Vivemos hoje envergonhados sob o estigma duma escolarização dita incipiente, supostamente infrutífera, por não instilar nos jovens o abstraccionismo do número e da quantificação. O nosso atraso – dizem os governantes – não resulta apenas duma deficiente equipagem tecnológica do sector industrial, mas tão só da nossa incapacidade para as ciências matemáticas, para a mecanização do pensamento em associações quantitativas, formalizando conjuntos e acções numéricas, visualizando formas e modelos. Os nossos tecnocratas preconizam insistentemente uma moderna fórmula de imbecilidade, que se consubstancia nesta peregrina afirmação: a matemática é a vida, e a vida é matemática. Pela frente e pelo verso, a frase tem muito para discutir, sendo que em todos os ângulos que a perspectivemos resulta sempre numa inverdade. A vida não é um número nem uma numeração, nem tão pouco a matemática vive do número, e muito menos da matematização. A vida, tal como a matemática, é pensamento, imaginação e criatividade. A vida é, em suma, uma herança e uma sucessão. A matemática é uma convenção, que, elevada à escala universal, pretende abarcar o todo e o nada. É uma concepção e uma idealização do abstracto, uma materialização do pensamento em formalizações imateriais, uma imponderabilidade do efectivo e uma inconsistência da verosimilhança.

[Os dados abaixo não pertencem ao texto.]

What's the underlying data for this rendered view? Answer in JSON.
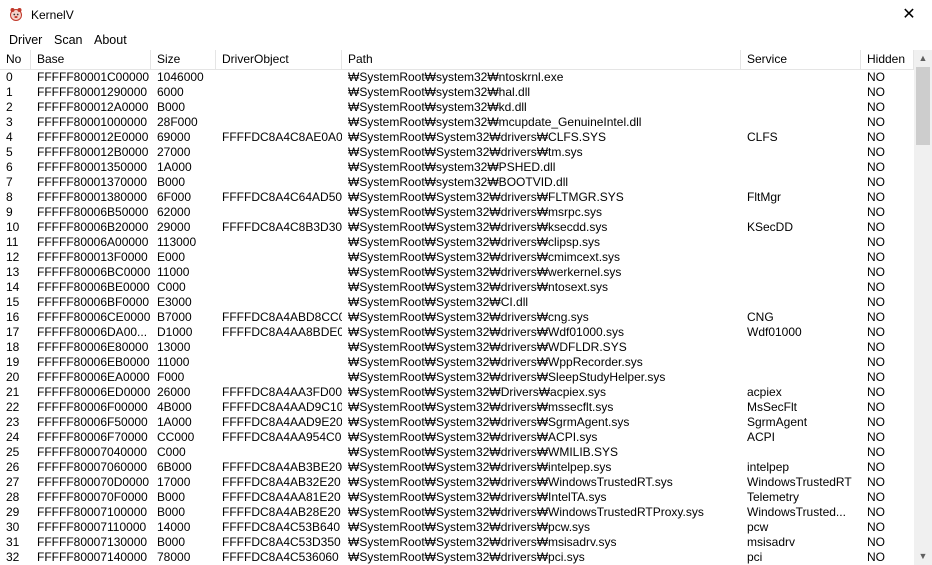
{
  "window": {
    "title": "KernelV",
    "close_glyph": "✕"
  },
  "menu": [
    "Driver",
    "Scan",
    "About"
  ],
  "columns": [
    "No",
    "Base",
    "Size",
    "DriverObject",
    "Path",
    "Service",
    "Hidden"
  ],
  "rows": [
    [
      "0",
      "FFFFF80001C00000",
      "1046000",
      "",
      "₩SystemRoot₩system32₩ntoskrnl.exe",
      "",
      "NO"
    ],
    [
      "1",
      "FFFFF80001290000",
      "6000",
      "",
      "₩SystemRoot₩system32₩hal.dll",
      "",
      "NO"
    ],
    [
      "2",
      "FFFFF800012A0000",
      "B000",
      "",
      "₩SystemRoot₩system32₩kd.dll",
      "",
      "NO"
    ],
    [
      "3",
      "FFFFF80001000000",
      "28F000",
      "",
      "₩SystemRoot₩system32₩mcupdate_GenuineIntel.dll",
      "",
      "NO"
    ],
    [
      "4",
      "FFFFF800012E0000",
      "69000",
      "FFFFDC8A4C8AE0A0",
      "₩SystemRoot₩System32₩drivers₩CLFS.SYS",
      "CLFS",
      "NO"
    ],
    [
      "5",
      "FFFFF800012B0000",
      "27000",
      "",
      "₩SystemRoot₩System32₩drivers₩tm.sys",
      "",
      "NO"
    ],
    [
      "6",
      "FFFFF80001350000",
      "1A000",
      "",
      "₩SystemRoot₩system32₩PSHED.dll",
      "",
      "NO"
    ],
    [
      "7",
      "FFFFF80001370000",
      "B000",
      "",
      "₩SystemRoot₩system32₩BOOTVID.dll",
      "",
      "NO"
    ],
    [
      "8",
      "FFFFF80001380000",
      "6F000",
      "FFFFDC8A4C64AD50",
      "₩SystemRoot₩System32₩drivers₩FLTMGR.SYS",
      "FltMgr",
      "NO"
    ],
    [
      "9",
      "FFFFF80006B50000",
      "62000",
      "",
      "₩SystemRoot₩System32₩drivers₩msrpc.sys",
      "",
      "NO"
    ],
    [
      "10",
      "FFFFF80006B20000",
      "29000",
      "FFFFDC8A4C8B3D30",
      "₩SystemRoot₩System32₩drivers₩ksecdd.sys",
      "KSecDD",
      "NO"
    ],
    [
      "11",
      "FFFFF80006A00000",
      "113000",
      "",
      "₩SystemRoot₩System32₩drivers₩clipsp.sys",
      "",
      "NO"
    ],
    [
      "12",
      "FFFFF800013F0000",
      "E000",
      "",
      "₩SystemRoot₩System32₩drivers₩cmimcext.sys",
      "",
      "NO"
    ],
    [
      "13",
      "FFFFF80006BC0000",
      "11000",
      "",
      "₩SystemRoot₩System32₩drivers₩werkernel.sys",
      "",
      "NO"
    ],
    [
      "14",
      "FFFFF80006BE0000",
      "C000",
      "",
      "₩SystemRoot₩System32₩drivers₩ntosext.sys",
      "",
      "NO"
    ],
    [
      "15",
      "FFFFF80006BF0000",
      "E3000",
      "",
      "₩SystemRoot₩System32₩CI.dll",
      "",
      "NO"
    ],
    [
      "16",
      "FFFFF80006CE0000",
      "B7000",
      "FFFFDC8A4ABD8CC0",
      "₩SystemRoot₩System32₩drivers₩cng.sys",
      "CNG",
      "NO"
    ],
    [
      "17",
      "FFFFF80006DA00...",
      "D1000",
      "FFFFDC8A4AA8BDE0",
      "₩SystemRoot₩System32₩drivers₩Wdf01000.sys",
      "Wdf01000",
      "NO"
    ],
    [
      "18",
      "FFFFF80006E80000",
      "13000",
      "",
      "₩SystemRoot₩System32₩drivers₩WDFLDR.SYS",
      "",
      "NO"
    ],
    [
      "19",
      "FFFFF80006EB0000",
      "11000",
      "",
      "₩SystemRoot₩System32₩drivers₩WppRecorder.sys",
      "",
      "NO"
    ],
    [
      "20",
      "FFFFF80006EA0000",
      "F000",
      "",
      "₩SystemRoot₩System32₩drivers₩SleepStudyHelper.sys",
      "",
      "NO"
    ],
    [
      "21",
      "FFFFF80006ED0000",
      "26000",
      "FFFFDC8A4AA3FD00",
      "₩SystemRoot₩System32₩Drivers₩acpiex.sys",
      "acpiex",
      "NO"
    ],
    [
      "22",
      "FFFFF80006F00000",
      "4B000",
      "FFFFDC8A4AAD9C10",
      "₩SystemRoot₩System32₩drivers₩mssecflt.sys",
      "MsSecFlt",
      "NO"
    ],
    [
      "23",
      "FFFFF80006F50000",
      "1A000",
      "FFFFDC8A4AAD9E20",
      "₩SystemRoot₩System32₩drivers₩SgrmAgent.sys",
      "SgrmAgent",
      "NO"
    ],
    [
      "24",
      "FFFFF80006F70000",
      "CC000",
      "FFFFDC8A4AA954C0",
      "₩SystemRoot₩System32₩drivers₩ACPI.sys",
      "ACPI",
      "NO"
    ],
    [
      "25",
      "FFFFF80007040000",
      "C000",
      "",
      "₩SystemRoot₩System32₩drivers₩WMILIB.SYS",
      "",
      "NO"
    ],
    [
      "26",
      "FFFFF80007060000",
      "6B000",
      "FFFFDC8A4AB3BE20",
      "₩SystemRoot₩System32₩drivers₩intelpep.sys",
      "intelpep",
      "NO"
    ],
    [
      "27",
      "FFFFF800070D0000",
      "17000",
      "FFFFDC8A4AB32E20",
      "₩SystemRoot₩System32₩drivers₩WindowsTrustedRT.sys",
      "WindowsTrustedRT",
      "NO"
    ],
    [
      "28",
      "FFFFF800070F0000",
      "B000",
      "FFFFDC8A4AA81E20",
      "₩SystemRoot₩System32₩drivers₩IntelTA.sys",
      "Telemetry",
      "NO"
    ],
    [
      "29",
      "FFFFF80007100000",
      "B000",
      "FFFFDC8A4AB28E20",
      "₩SystemRoot₩System32₩drivers₩WindowsTrustedRTProxy.sys",
      "WindowsTrusted...",
      "NO"
    ],
    [
      "30",
      "FFFFF80007110000",
      "14000",
      "FFFFDC8A4C53B640",
      "₩SystemRoot₩System32₩drivers₩pcw.sys",
      "pcw",
      "NO"
    ],
    [
      "31",
      "FFFFF80007130000",
      "B000",
      "FFFFDC8A4C53D350",
      "₩SystemRoot₩System32₩drivers₩msisadrv.sys",
      "msisadrv",
      "NO"
    ],
    [
      "32",
      "FFFFF80007140000",
      "78000",
      "FFFFDC8A4C536060",
      "₩SystemRoot₩System32₩drivers₩pci.sys",
      "pci",
      "NO"
    ]
  ],
  "scrollbar": {
    "up_glyph": "▲",
    "down_glyph": "▼"
  }
}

A vida, e o que verdadeiramente interessa à vida, não consiste no progresso tecnológico ou na erudição científica, nem unicamente no crescimento do Produto Interno Bruto. A vida é sentimento e paixão, é emoção e contrariedade, é prazer e felicidade, é sacrifício e sofrimento, é amor e aversão, é a fortuna e a desventura, a verdade e a mentira.
A vida é também a morte, coabitando o mesmo espaço, mas trilhando caminhos tão diferentes e tão distantes, que se chega a pensar nunca serem capazes de se cruzar. Entre o nascimento e a morte espraia-se toda uma existência, a que só a poesia sabe dar alento e coragem, para glorificar a paixão, a felicidade e a saudade.
Tudo isto se pode ver e ler neste livro de Telmoro. As contradições da ciência, a sua frieza e inexpressividade, contra a sublimidade das letras e a excelência da palavra, cuja beleza e ordenamento conceptual, articulada numa silábica sucessão rítmica, fazem do poema e do pensamento lírico, uma construção artística absolutamente insuperável. Os versos de Telmoro não preconizam doutrinas, nem difundem ideologias; não se inspiram nem se modelam nos figurinos das novas escolas poéticas, tão pouco enfileiram nos movimentos expressionistas ou pós-modernos da “nouvelle vague” em que se integram as recentes gerações de poetas. A sua poesia é independente, mas não se divorcia dos cânones que moldaram os nossos maiores vates. A sua arte poética faz do soneto uma sinfonia de palavras, uma escultura de voluptuosos sentimentos e uma tela de afectuosas impressões. O soneto é a arte maior do poeta, apenas ao alcance daqueles que fazem da poesia um atelier de arte e um laboratório de filosofia.
Nestes Idílios da Madrugada resplandecem clarões de ideias, arquitectadas em sublimes pensamentos, talvez sugestionados pela recente perda da sua amantíssima esposa. Diz-se que o poeta é mais sincero e mais excelso quando sente a alma trucidada pela dor. Mas é sobretudo a luz da paixão, que se difunde na refracção do seu amor por Eduarda Maria, que nos deixa enternecidos, condoídos, feridos até aos recônditos da alma, vendo a ténue candeia da vida penetrar na última prega da neblina que cobre agora a sua pedra tumular.
Choram os seus versos pesadas lágrimas de amor, derramadas sobre o esquife ainda morno da vida que tão prematuramente partira. Debaixo do trauma da morte, com a alma esmagada pelo peso da derradeira tumba, escreveu o poeta os presente sonetos plasmados na lancinante dor de quem sofre sem poder esconder o agudo pranto da sua amargura. Em dolorosos versos, plenos de sentimento e de paixão, exarou um amargurado testemunho de amor eterno, num sagrado juramento de imperecível saudade.